Proposer l’amour en alexandrins à la génération Emoji – quel courage ! Le trio de metteurs en scène Da Silva-Conzemius-Bauler n’a pas eu froid aux yeux. Les jeunes acteurs du Lycée classique de Diekirch non plus…
Le hic parfois, avec les grands projets sur scène, c’est la composition de la troupe : à défaut de garçons en nombre suffisant, le Cyrano sur les planches du LCD était une fille, Cyrane, avec Roxan son adulé.
Était-ce-ce un leurre ? Certes non : la pièce n’a rien perdu au change. Égalité entre les sexes oblige : au 21e siècle, la femme a le droit de choisir son homme – et elle lui fait la cour. Ce que Cyrane, alias Daniela Valente sait faire à merveille… Mais hélas, affublée de ce nez… « un phénomène…, un pic, … un roc, que dis-je ?... une péninsule »… elle se décide à prêter son éloquence à la belle Christiane de Neuvillettte, Pauline Solvi sur scène, éprise elle aussi de Roxan, mais incapable de le séduire par la parole. Pour compléter le tableau, la troisième comète en orbite autour de Roxan, interprété par Billy Tessaro est Jetabel Mobley, comtesse de Guiche, jolie cheffe d’une troupe charmante de jeunes pensionnaires.
« Le défi était de vérifier si les paroles originales de Cyrano sonnent juste dans la bouche d’une fille qui va draguer un garçon… Les répétitions en devinrent fascinantes », dit Hubert Bauler avant la première. C’est lui l’auteur du texte adapté – Carina da Silva a choisi la pièce, et avec Martine Conzemius, la troisième ‘larronne’, ils ont mis en scène les acteurs, des élèves et étudiants âgés de 12 à 22 ans.
Les lumières viennent de s’éteindre, dans les haut-parleurs grésille la voix de Stromae : « Tous les mêmes ». Le public – beaucoup d’adultes, plusieurs étudiants, des élèves aussi, lycéens actuels ou futurs, dont la sœur de Daniela Valente (eh oui, elle a fait répéter son aînée !) – est aux aguets. De derrière le rideau apparaît une jeune fille. Droite, le bloc-notes sur les hanches, elle appelle les actrices par de brefs coups de sifflet : une à une elles arrivent, du haut de l’estrade où sont assis les spectateurs. Elles sont toutes habillées de bleu, tailleur ou complet, l’uniforme des pensionnaires – toutes sauf une, dont l’énorme toque et la blouse blanche égaient le portrait de groupe.

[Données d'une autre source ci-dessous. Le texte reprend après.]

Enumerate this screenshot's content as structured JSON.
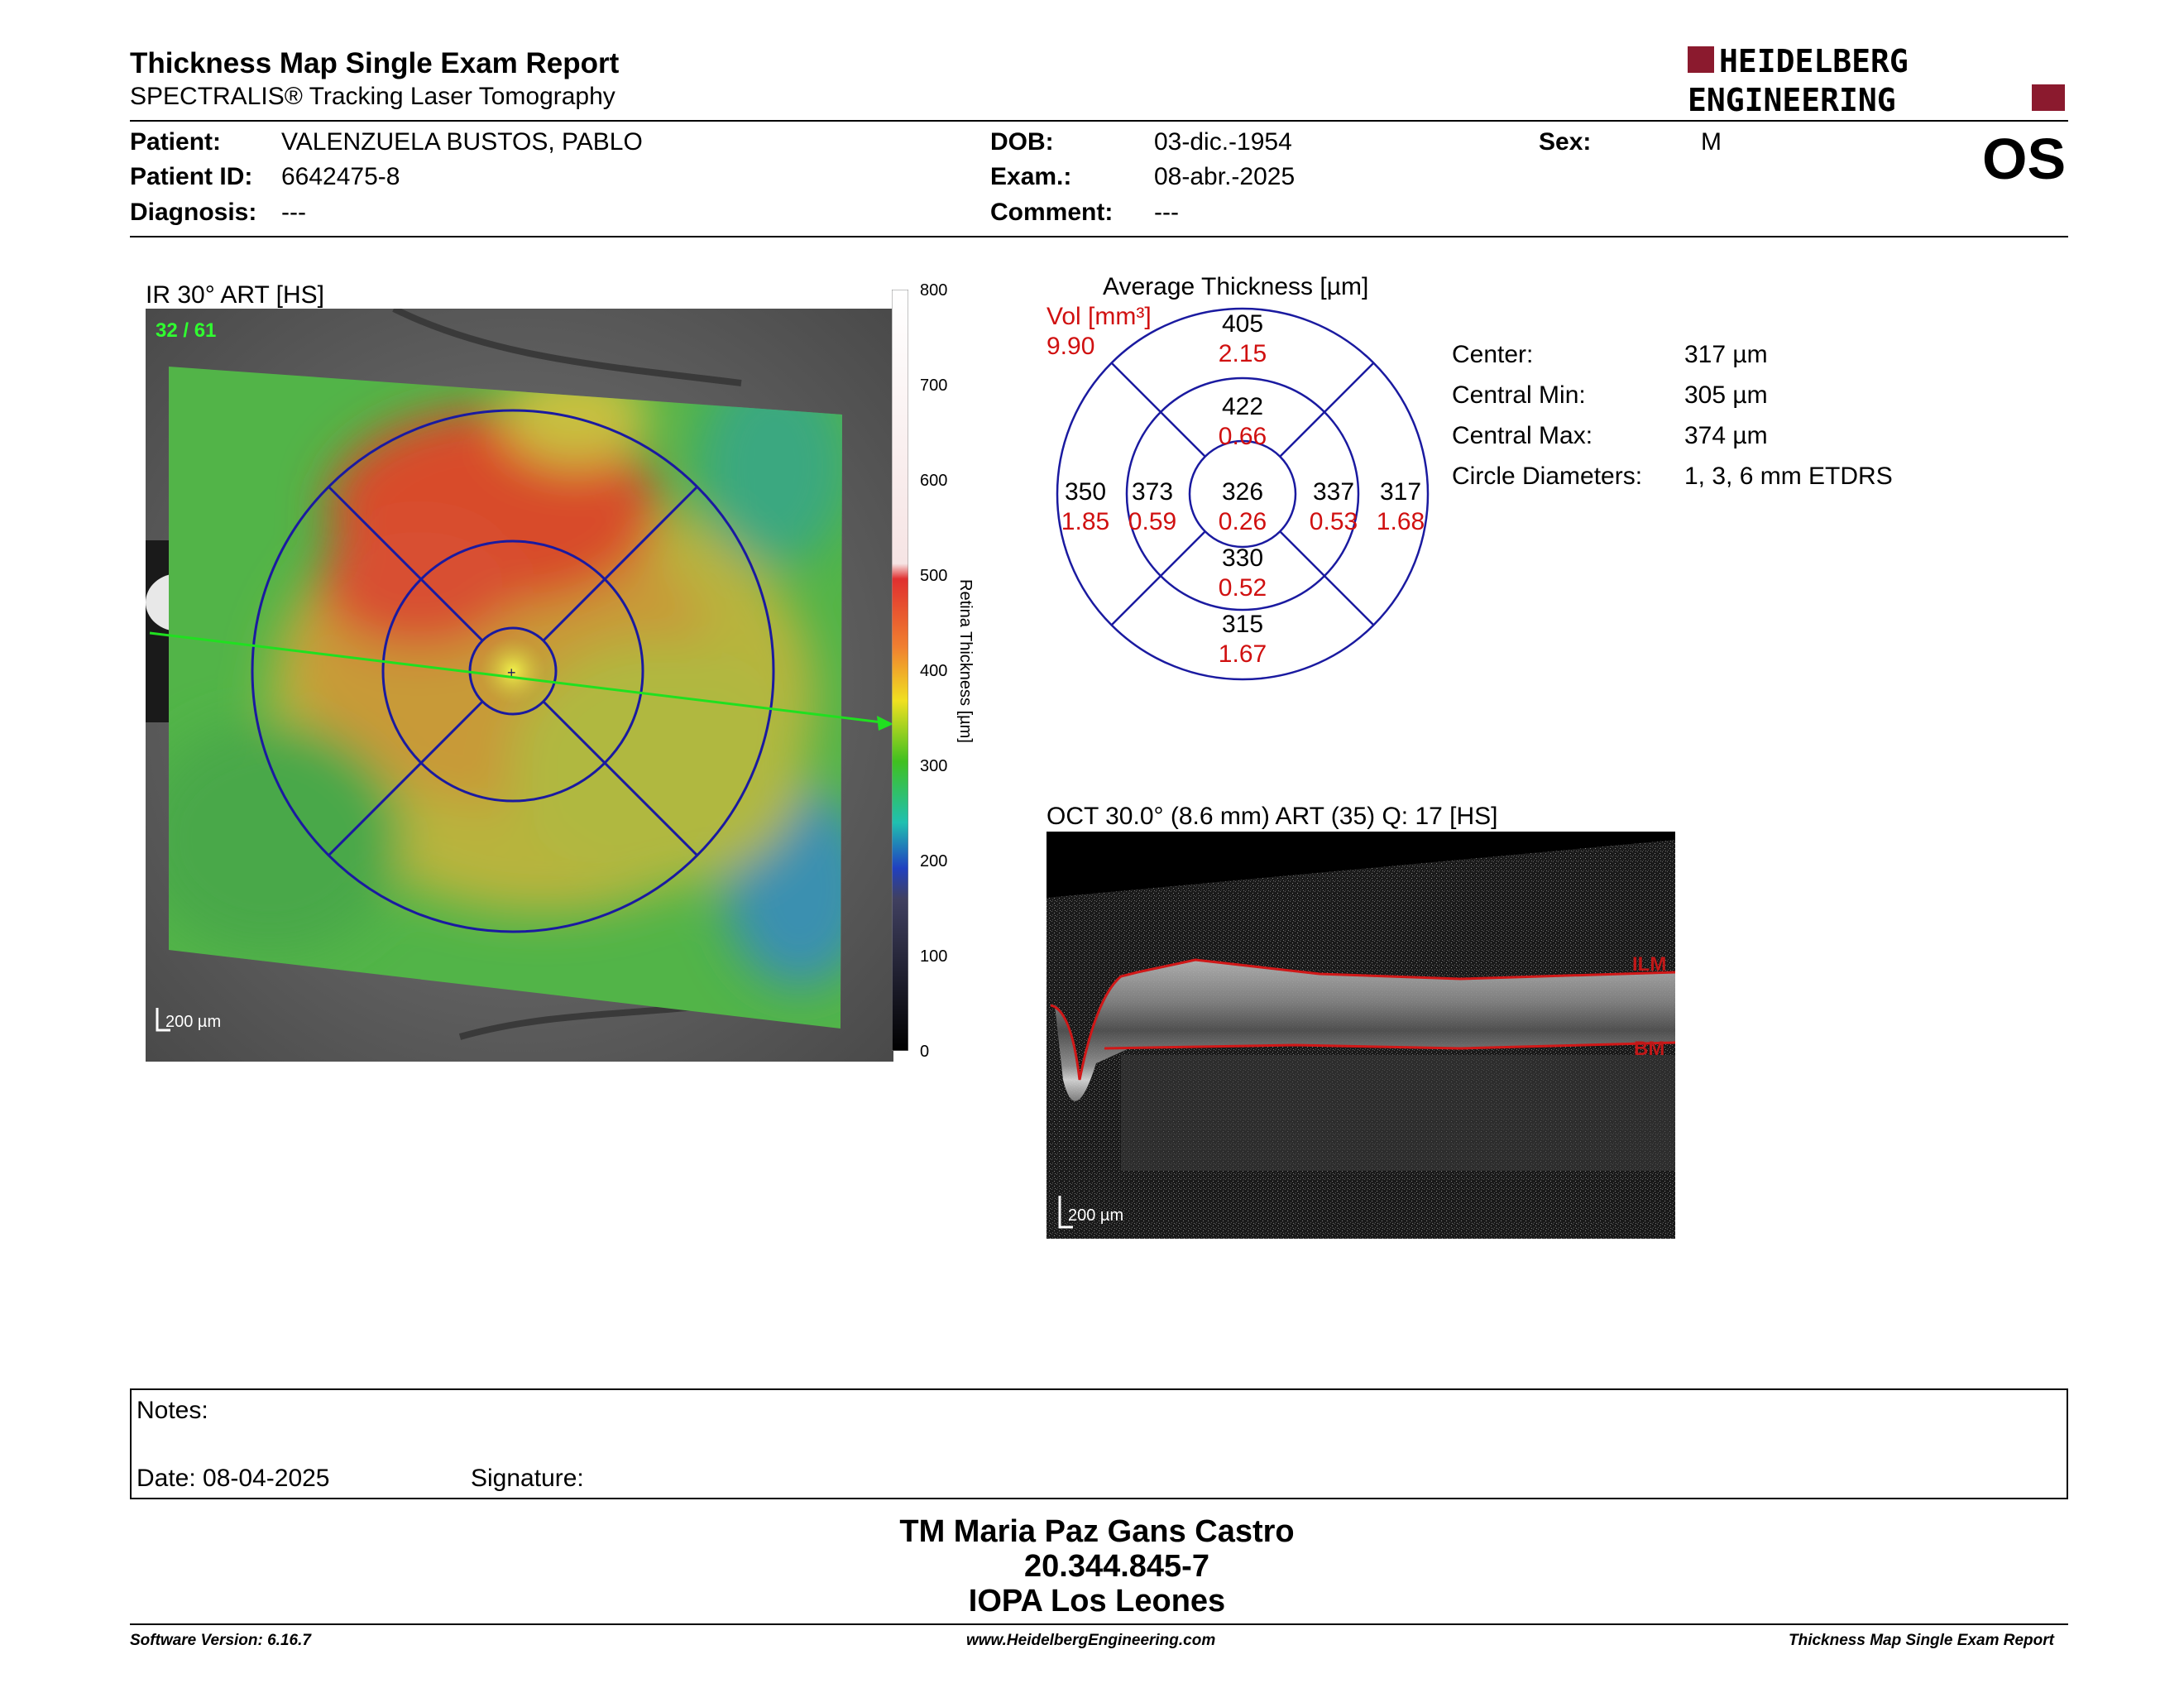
{
  "header": {
    "title": "Thickness Map Single Exam Report",
    "subtitle": "SPECTRALIS® Tracking Laser Tomography",
    "logo_line1": "HEIDELBERG",
    "logo_line2": "ENGINEERING",
    "eye": "OS"
  },
  "patient": {
    "patient_label": "Patient:",
    "patient_value": "VALENZUELA BUSTOS, PABLO",
    "id_label": "Patient ID:",
    "id_value": "6642475-8",
    "diagnosis_label": "Diagnosis:",
    "diagnosis_value": "---",
    "dob_label": "DOB:",
    "dob_value": "03-dic.-1954",
    "exam_label": "Exam.:",
    "exam_value": "08-abr.-2025",
    "comment_label": "Comment:",
    "comment_value": "---",
    "sex_label": "Sex:",
    "sex_value": "M"
  },
  "ir_image": {
    "title": "IR 30° ART [HS]",
    "frame_counter": "32 / 61",
    "scale_label": "200 µm",
    "colorbar_ticks": [
      "800",
      "700",
      "600",
      "500",
      "400",
      "300",
      "200",
      "100",
      "0"
    ],
    "colorbar_label": "Retina Thickness [µm]"
  },
  "etdrs": {
    "title": "Average Thickness [µm]",
    "vol_label": "Vol [mm³]",
    "vol_total": "9.90",
    "sectors": {
      "outer_superior": {
        "thickness": "405",
        "volume": "2.15"
      },
      "inner_superior": {
        "thickness": "422",
        "volume": "0.66"
      },
      "outer_temporal": {
        "thickness": "350",
        "volume": "1.85"
      },
      "inner_temporal": {
        "thickness": "373",
        "volume": "0.59"
      },
      "center": {
        "thickness": "326",
        "volume": "0.26"
      },
      "inner_nasal": {
        "thickness": "337",
        "volume": "0.53"
      },
      "outer_nasal": {
        "thickness": "317",
        "volume": "1.68"
      },
      "inner_inferior": {
        "thickness": "330",
        "volume": "0.52"
      },
      "outer_inferior": {
        "thickness": "315",
        "volume": "1.67"
      }
    }
  },
  "stats": {
    "center_label": "Center:",
    "center_value": "317 µm",
    "min_label": "Central Min:",
    "min_value": "305 µm",
    "max_label": "Central Max:",
    "max_value": "374 µm",
    "diam_label": "Circle Diameters:",
    "diam_value": "1, 3, 6 mm ETDRS"
  },
  "oct": {
    "title": "OCT 30.0° (8.6 mm) ART (35) Q: 17 [HS]",
    "ilm_label": "ILM",
    "bm_label": "BM",
    "scale_label": "200 µm"
  },
  "notes": {
    "notes_label": "Notes:",
    "date_label": "Date: 08-04-2025",
    "signature_label": "Signature:"
  },
  "signature_block": {
    "name": "TM Maria Paz Gans Castro",
    "rut": "20.344.845-7",
    "institution": "IOPA Los Leones"
  },
  "footer": {
    "software": "Software Version: 6.16.7",
    "website": "www.HeidelbergEngineering.com",
    "report": "Thickness Map Single Exam Report"
  },
  "colors": {
    "brand": "#8b1a2e",
    "grid_blue": "#1a1aa0",
    "volume_red": "#d01010"
  }
}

Le rideau se lève alors sur un café-théâtre au mobilier des années cinquante. Toutes pimpantes, les adolescentes envahissent les lieux, se font la bise, papotent, se taquinent. Les voilà qui déplacent tables et chaises, s’installent face aux spectateurs, les regardent comme si c’était eux les acteurs. Advient alors le beau Roxan et les dames se mettent à ajuster tantôt leur jupe, tantôt leur coiffure ou leur maquillage. Le jeune homme se voit instantanément accaparé par Antoinette de Guiche, mais son regard divague bien vite vers Christiane de Neuvillette, qui vient d’arriver. Il ne manque plus que Cyrane – mais où donc est-elle ? N’a-t-elle pas vu l’affiche ?
Soudain sa voix grave emplit la salle, rebondit en écho sur les murs, avant que la jeune fille ne descende de l’estrade pour rejoindre la scène. Dès lors c’est elle qui polarise l’attention générale : fière et invincible, elle a l’air de se moquer de tous et de tout et en prime abord de sa laideur. Cependant elle se montre attachante et vulnérable envers Le Bret, son frère, puis Roxan et enfin Christiane.

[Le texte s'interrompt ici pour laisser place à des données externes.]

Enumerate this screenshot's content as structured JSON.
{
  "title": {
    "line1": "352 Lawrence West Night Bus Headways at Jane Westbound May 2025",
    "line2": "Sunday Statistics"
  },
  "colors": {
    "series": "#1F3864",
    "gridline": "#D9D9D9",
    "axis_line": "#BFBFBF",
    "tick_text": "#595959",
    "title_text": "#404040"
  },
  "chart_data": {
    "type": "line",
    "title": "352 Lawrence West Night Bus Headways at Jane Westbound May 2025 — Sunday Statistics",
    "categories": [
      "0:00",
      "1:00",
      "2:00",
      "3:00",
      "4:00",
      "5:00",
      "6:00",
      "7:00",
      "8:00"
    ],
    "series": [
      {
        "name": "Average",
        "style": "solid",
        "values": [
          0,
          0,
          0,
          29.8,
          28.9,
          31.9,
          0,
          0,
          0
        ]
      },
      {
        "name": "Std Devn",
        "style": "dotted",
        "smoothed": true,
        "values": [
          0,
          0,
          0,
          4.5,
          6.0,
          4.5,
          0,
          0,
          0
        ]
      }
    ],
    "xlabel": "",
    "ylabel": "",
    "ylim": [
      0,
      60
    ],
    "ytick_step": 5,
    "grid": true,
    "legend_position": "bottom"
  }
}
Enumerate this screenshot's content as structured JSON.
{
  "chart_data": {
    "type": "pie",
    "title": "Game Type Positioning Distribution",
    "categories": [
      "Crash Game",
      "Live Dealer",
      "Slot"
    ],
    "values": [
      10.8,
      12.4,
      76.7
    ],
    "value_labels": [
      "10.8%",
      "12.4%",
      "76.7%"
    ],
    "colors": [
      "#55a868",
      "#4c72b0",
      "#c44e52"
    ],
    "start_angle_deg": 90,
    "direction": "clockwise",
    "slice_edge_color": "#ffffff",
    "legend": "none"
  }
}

Ce n’est pas sous le balcon, comme l’exigeait le scénario original, mais par téléphone cellulaire que Cyrane finit par avouer son amour à Roxan, se faisant passer pour Christiane, qui, elle, en récolte le baiser tant attendu. Mais leur bonheur est de courte durée, puisque la comtesse de Guiche force Roxan à dire adieu à son amie, qu’elle fait partir avec l’équipe du pensionnat. Quel bonheur alors pour Cyrane – rien ni personne ne l’empêche d’écrire ses lettres, deux par jour, à son bienaimé, sous cape de l’autre. La généreuse imposture, hélas, finit par éclater… Que de cœurs brisés !
Mais que c’était beau aussi ! Tant de belles paroles prononcées avec fougue, tant de regards enflammés, tant de gestes tendres… Oui, ces jeunes vivaient les rôles qu’ils jouaient… et oui, le spectateur sut rêver à sa guise.